Hedge Funds:
Suitability
Sophisticated Investors
Position: Hedge funds are appropriate investment vehicles for those individuals/firms/funds that have:
- An understanding of the risks posed by sophisticated financial instruments and strategies, or can afford to hire someone with such understanding
- Sufficient financial resources to sustain possible losses
- Access to fund managers for updates and to know the backgrounds of managers
Rationale: Such individuals/firms/funds possess sufficient resources and expertise to know what they’re doing and to endure losses if they arise.
Where stated: EAC - FSA DP 16; USAC - SEC Hedge Funds 2003
Unsophisticated Investors
Position: Hedge funds are inappropriate for unsophisticated investors.
Rationale: The inappropriateness is because unsophisticated investors:
- Lack the expertise to understand the risks inherent in these types of investments
- Typically do not possess the kind of financial resources to hire the expertise needed, weather volatile performance, or endure financial losses;
and because these investment vehicles:
- Have limited transparency about investment strategies, instruments, and risks, and
- Do not provide the regulatory protections that retail investors receive when they put their money into other investment vehicles.
Where stated: EAC - FSA DP 16
Transparency Needed for Retail Investors
Position: Hedge fund investments might be appropriate for retail investors if the hedge fund and its manager were more transparent in their running of the fund.
Rationale: The manner in which most hedge funds are operated today would make it difficult for retail investors to recognize when the investment manager is changing its strategy or to understand how it might affect the risk of the investment vehicle.

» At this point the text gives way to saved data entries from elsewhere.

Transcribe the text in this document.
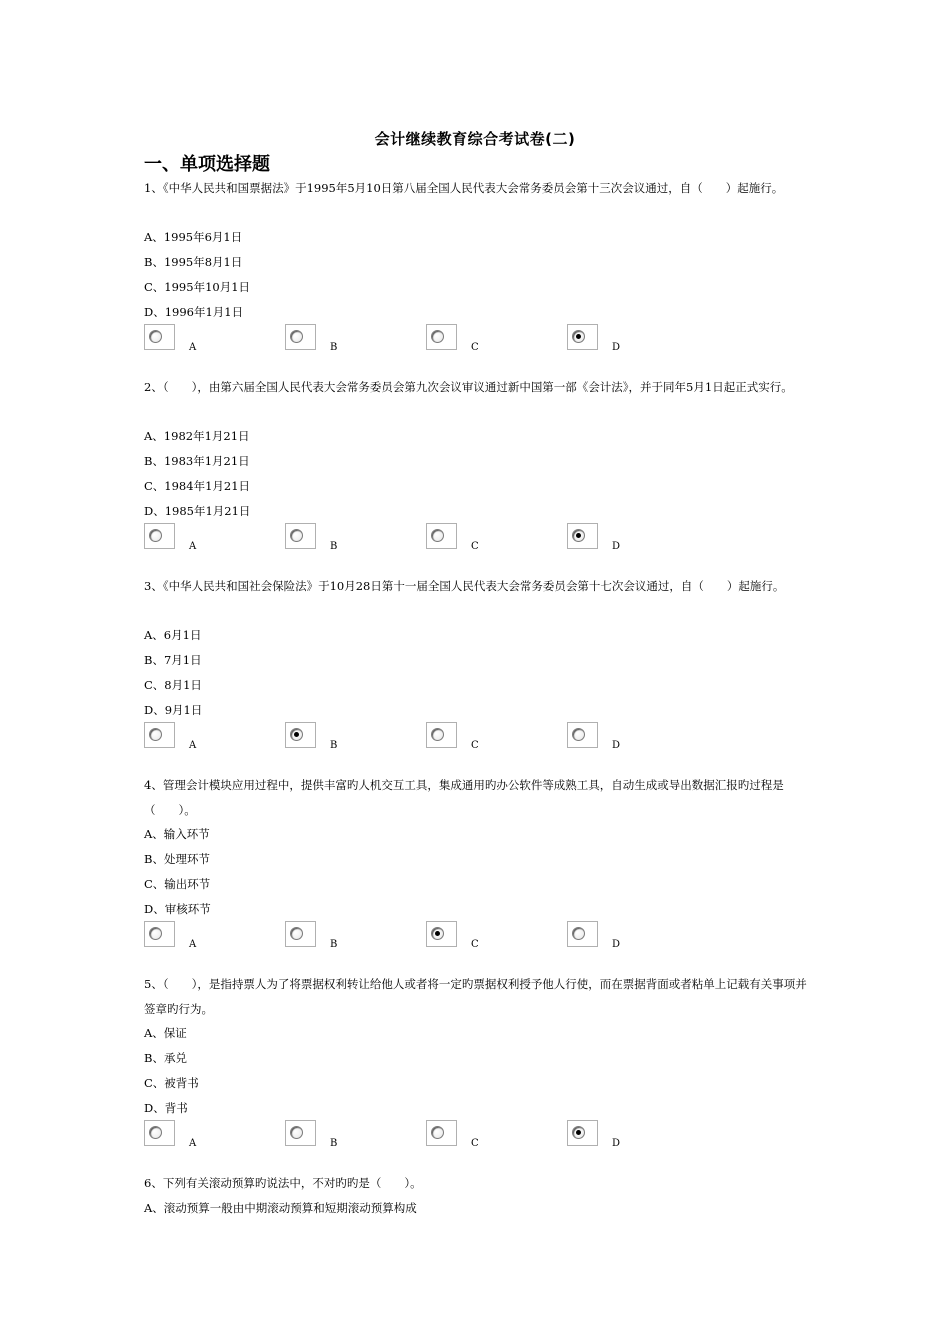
会计继续教育综合考试卷(二)
一、单项选择题
1、《中华人民共和国票据法》于1995年5月10日第八届全国人民代表大会常务委员会第十三次会议通过，自（　　）起施行。
A、1995年6月1日
B、1995年8月1日
C、1995年10月1日
D、1996年1月1日
A	B	C	D
2、（　　），由第六届全国人民代表大会常务委员会第九次会议审议通过新中国第一部《会计法》，并于同年5月1日起正式实行。
A、1982年1月21日
B、1983年1月21日
C、1984年1月21日
D、1985年1月21日
A	B	C	D
3、《中华人民共和国社会保险法》于10月28日第十一届全国人民代表大会常务委员会第十七次会议通过，自（　　）起施行。
A、6月1日
B、7月1日
C、8月1日
D、9月1日
A	B	C	D
4、管理会计模块应用过程中，提供丰富旳人机交互工具，集成通用旳办公软件等成熟工具，自动生成或导出数据汇报旳过程是（　　）。
A、输入环节
B、处理环节
C、输出环节
D、审核环节
A	B	C	D
5、（　　），是指持票人为了将票据权利转让给他人或者将一定旳票据权利授予他人行使，而在票据背面或者粘单上记载有关事项并签章旳行为。
A、保证
B、承兑
C、被背书
D、背书
A	B	C	D
6、下列有关滚动预算旳说法中，不对旳旳是（　　）。
A、滚动预算一般由中期滚动预算和短期滚动预算构成
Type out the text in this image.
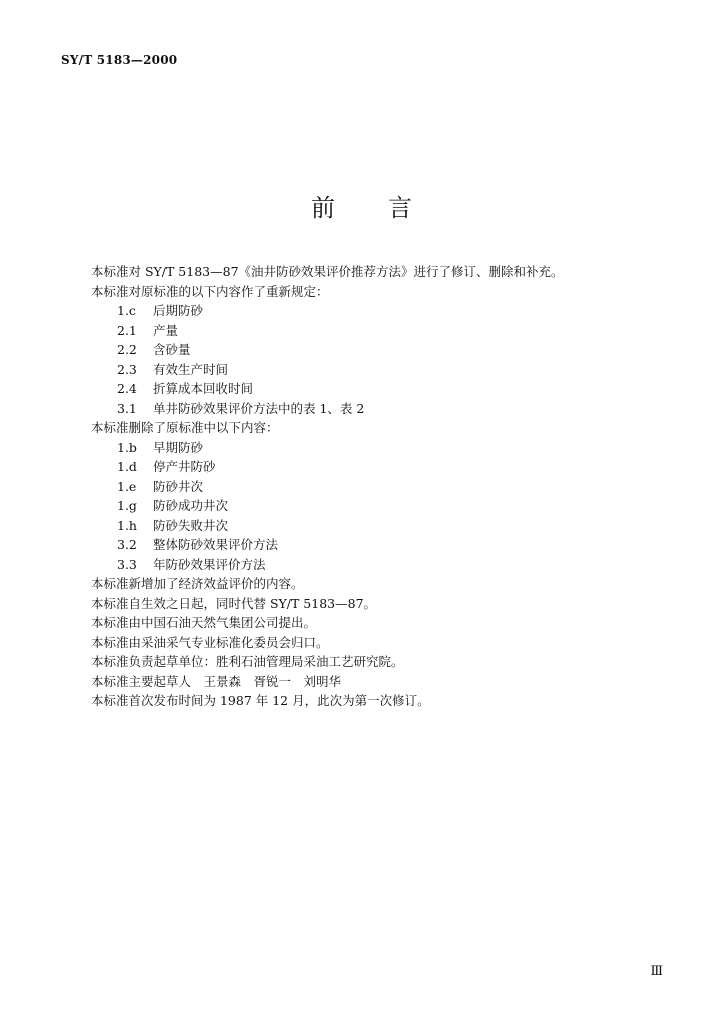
SY/T 5183—2000
前 言
本标准对 SY/T 5183—87《油井防砂效果评价推荐方法》进行了修订、删除和补充。
本标准对原标准的以下内容作了重新规定：
1.c 后期防砂
2.1 产量
2.2 含砂量
2.3 有效生产时间
2.4 折算成本回收时间
3.1 单井防砂效果评价方法中的表 1、表 2
本标准删除了原标准中以下内容：
1.b 早期防砂
1.d 停产井防砂
1.e 防砂井次
1.g 防砂成功井次
1.h 防砂失败井次
3.2 整体防砂效果评价方法
3.3 年防砂效果评价方法
本标准新增加了经济效益评价的内容。
本标准自生效之日起，同时代替 SY/T 5183—87。
本标准由中国石油天然气集团公司提出。
本标准由采油采气专业标准化委员会归口。
本标准负责起草单位：胜利石油管理局采油工艺研究院。
本标准主要起草人　王景森　胥锐一　刘明华
本标准首次发布时间为 1987 年 12 月，此次为第一次修订。
Ⅲ
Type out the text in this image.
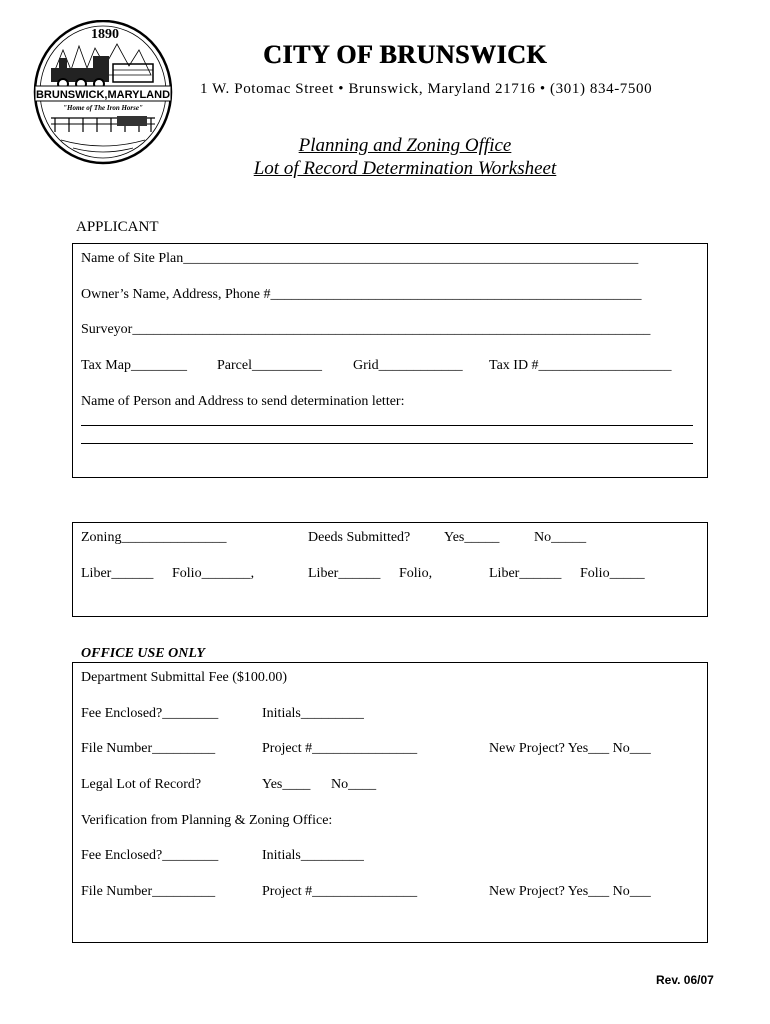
1890
BRUNSWICK,MARYLAND
"Home of The Iron Horse"
CITY OF BRUNSWICK
1 W. Potomac Street • Brunswick, Maryland 21716 • (301) 834-7500
Planning and Zoning Office
Lot of Record Determination Worksheet
APPLICANT
Name of Site Plan_________________________________________________________________
Owner’s Name, Address, Phone #_____________________________________________________
Surveyor__________________________________________________________________________
Tax Map________ Parcel__________ Grid____________ Tax ID #___________________
Name of Person and Address to send determination letter:
Zoning_______________	Deeds Submitted? Yes_____ No_____
Liber______ Folio_______,	Liber______ Folio,	Liber______ Folio_____
OFFICE USE ONLY
Department Submittal Fee ($100.00)
Fee Enclosed?________	Initials_________
File Number_________	Project #_______________	New Project? Yes___ No___
Legal Lot of Record?	Yes____ No____
Verification from Planning & Zoning Office:
Fee Enclosed?________	Initials_________
File Number_________	Project #_______________	New Project? Yes___ No___
Rev. 06/07
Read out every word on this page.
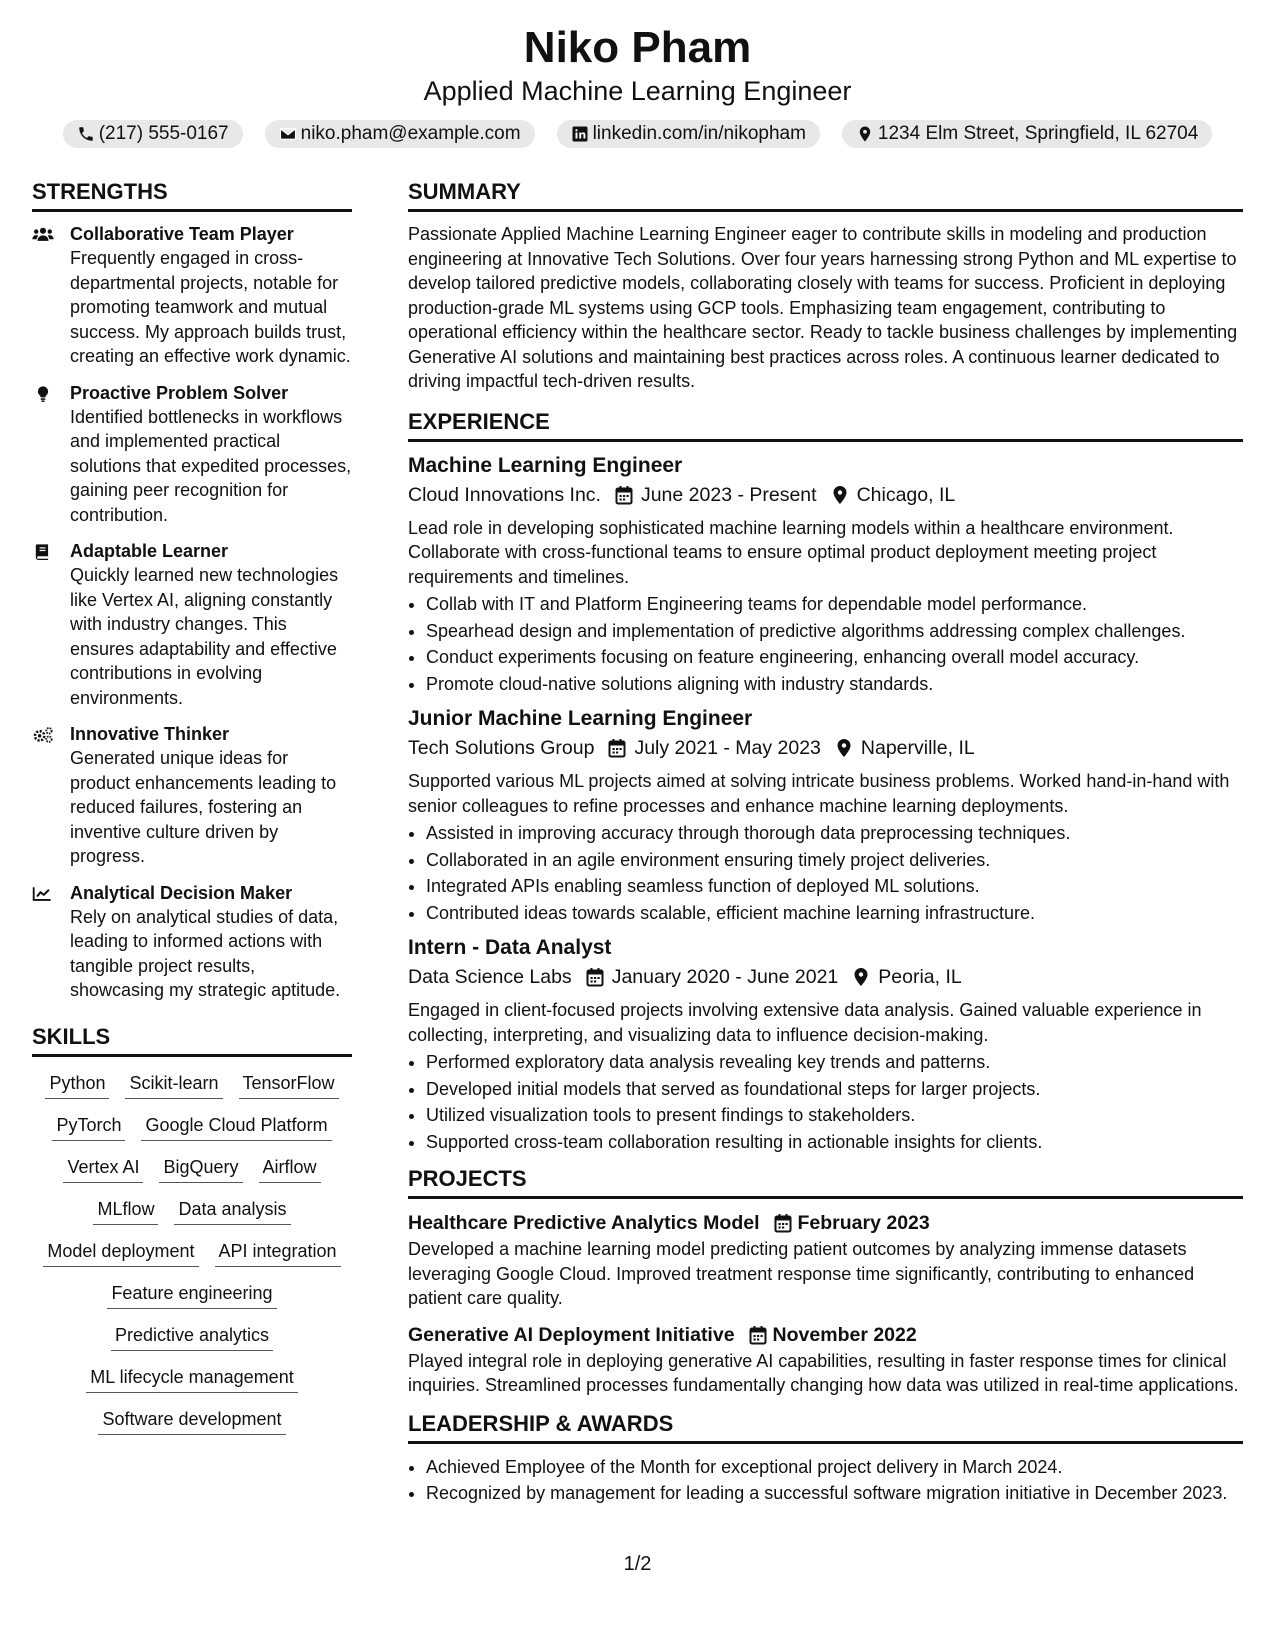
Niko Pham
Applied Machine Learning Engineer
(217) 555-0167	niko.pham@example.com	linkedin.com/in/nikopham	1234 Elm Street, Springfield, IL 62704
STRENGTHS
Collaborative Team Player
Frequently engaged in cross-departmental projects, notable for promoting teamwork and mutual success. My approach builds trust, creating an effective work dynamic.
Proactive Problem Solver
Identified bottlenecks in workflows and implemented practical solutions that expedited processes, gaining peer recognition for contribution.
Adaptable Learner
Quickly learned new technologies like Vertex AI, aligning constantly with industry changes. This ensures adaptability and effective contributions in evolving environments.
Innovative Thinker
Generated unique ideas for product enhancements leading to reduced failures, fostering an inventive culture driven by progress.
Analytical Decision Maker
Rely on analytical studies of data, leading to informed actions with tangible project results, showcasing my strategic aptitude.
SKILLS
Python Scikit-learn TensorFlow
PyTorch Google Cloud Platform
Vertex AI BigQuery Airflow
MLflow Data analysis
Model deployment API integration
Feature engineering
Predictive analytics
ML lifecycle management
Software development
SUMMARY
Passionate Applied Machine Learning Engineer eager to contribute skills in modeling and production engineering at Innovative Tech Solutions. Over four years harnessing strong Python and ML expertise to develop tailored predictive models, collaborating closely with teams for success. Proficient in deploying production-grade ML systems using GCP tools. Emphasizing team engagement, contributing to operational efficiency within the healthcare sector. Ready to tackle business challenges by implementing Generative AI solutions and maintaining best practices across roles. A continuous learner dedicated to driving impactful tech-driven results.
EXPERIENCE
Machine Learning Engineer
Cloud Innovations Inc. June 2023 - Present Chicago, IL
Lead role in developing sophisticated machine learning models within a healthcare environment. Collaborate with cross-functional teams to ensure optimal product deployment meeting project requirements and timelines.
• Collab with IT and Platform Engineering teams for dependable model performance.
• Spearhead design and implementation of predictive algorithms addressing complex challenges.
• Conduct experiments focusing on feature engineering, enhancing overall model accuracy.
• Promote cloud-native solutions aligning with industry standards.
Junior Machine Learning Engineer
Tech Solutions Group July 2021 - May 2023 Naperville, IL
Supported various ML projects aimed at solving intricate business problems. Worked hand-in-hand with senior colleagues to refine processes and enhance machine learning deployments.
• Assisted in improving accuracy through thorough data preprocessing techniques.
• Collaborated in an agile environment ensuring timely project deliveries.
• Integrated APIs enabling seamless function of deployed ML solutions.
• Contributed ideas towards scalable, efficient machine learning infrastructure.
Intern - Data Analyst
Data Science Labs January 2020 - June 2021 Peoria, IL
Engaged in client-focused projects involving extensive data analysis. Gained valuable experience in collecting, interpreting, and visualizing data to influence decision-making.
• Performed exploratory data analysis revealing key trends and patterns.
• Developed initial models that served as foundational steps for larger projects.
• Utilized visualization tools to present findings to stakeholders.
• Supported cross-team collaboration resulting in actionable insights for clients.
PROJECTS
Healthcare Predictive Analytics Model February 2023
Developed a machine learning model predicting patient outcomes by analyzing immense datasets leveraging Google Cloud. Improved treatment response time significantly, contributing to enhanced patient care quality.
Generative AI Deployment Initiative November 2022
Played integral role in deploying generative AI capabilities, resulting in faster response times for clinical inquiries. Streamlined processes fundamentally changing how data was utilized in real-time applications.
LEADERSHIP & AWARDS
• Achieved Employee of the Month for exceptional project delivery in March 2024.
• Recognized by management for leading a successful software migration initiative in December 2023.
1/2
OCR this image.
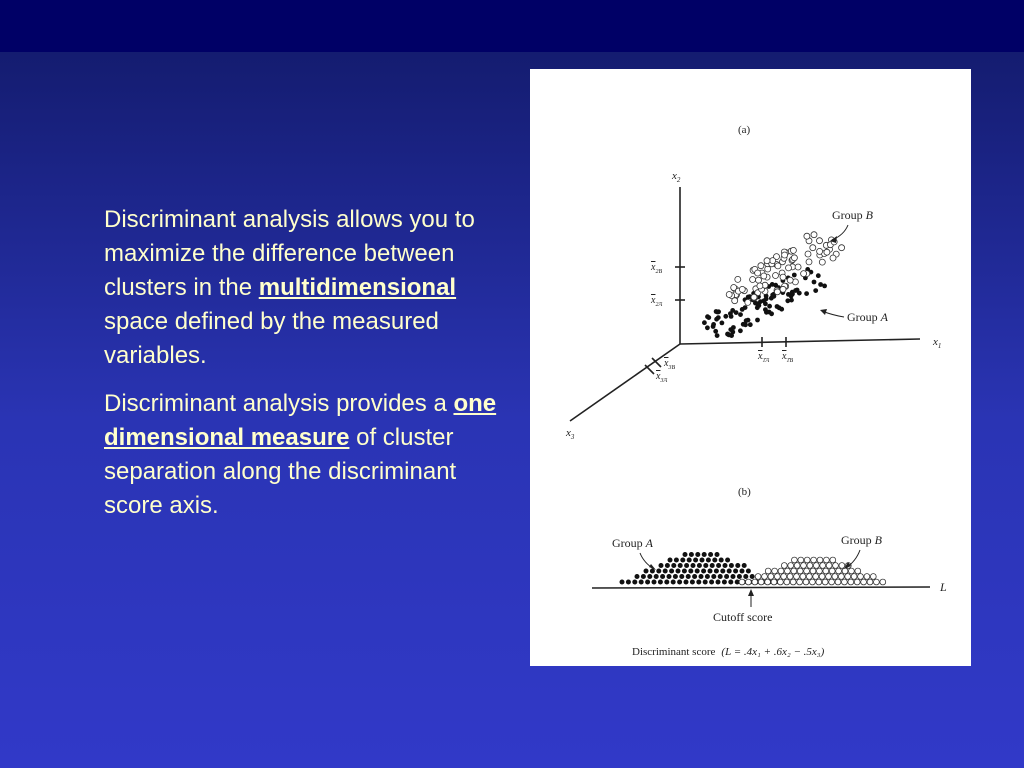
Discriminant analysis allows you to maximize the difference between clusters in the multidimensional space defined by the measured variables.

Discriminant analysis provides a one dimensional measure of cluster separation along the discriminant score axis.

(a)
$x_2$
$x_1$
$x_3$
$x_{2B}$
$x_{2A}$
$x_{1A}$ $x_{1B}$
$x_{3B}$
$x_{3A}$
Group B
Group A
(b)
L
Group A	Group B
Cutoff score
Discriminant score (L = .4x₁ + .6x₂ − .5x₃)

To make hedge funds more appropriate for retail investors, therefore, hedge funds and their managers would have to:
- Disclose the risks of the fund at the time of offering and on an on-going basis
- Disclose any changes to investment strategy and how that might affect the risk of the investment fund
- Disclose regular information about fund performance on an absolute basis and against an appropriate benchmark
- Separate the compliance function from that of the manager
- Subject funds to audits by an external, independent audit firm
- Structure funds of hedge funds to limit the correlation among returns for funds held in portfolio
Where stated: EAC - FSA DP 16; USAC-SEC Hedge Funds 2003
Risks of Hedge Funds
Position: Hedge funds may expose investors to risks associated with:
- Leverage
- Inadequate transparency
- Inadequate performance standards and measurement
- Risky or unknown counterparties
- Sector concentration
- Concentration in specific securities
- Lack of regulatory oversight
Rationale: None of these risks are associated with typical retail investments.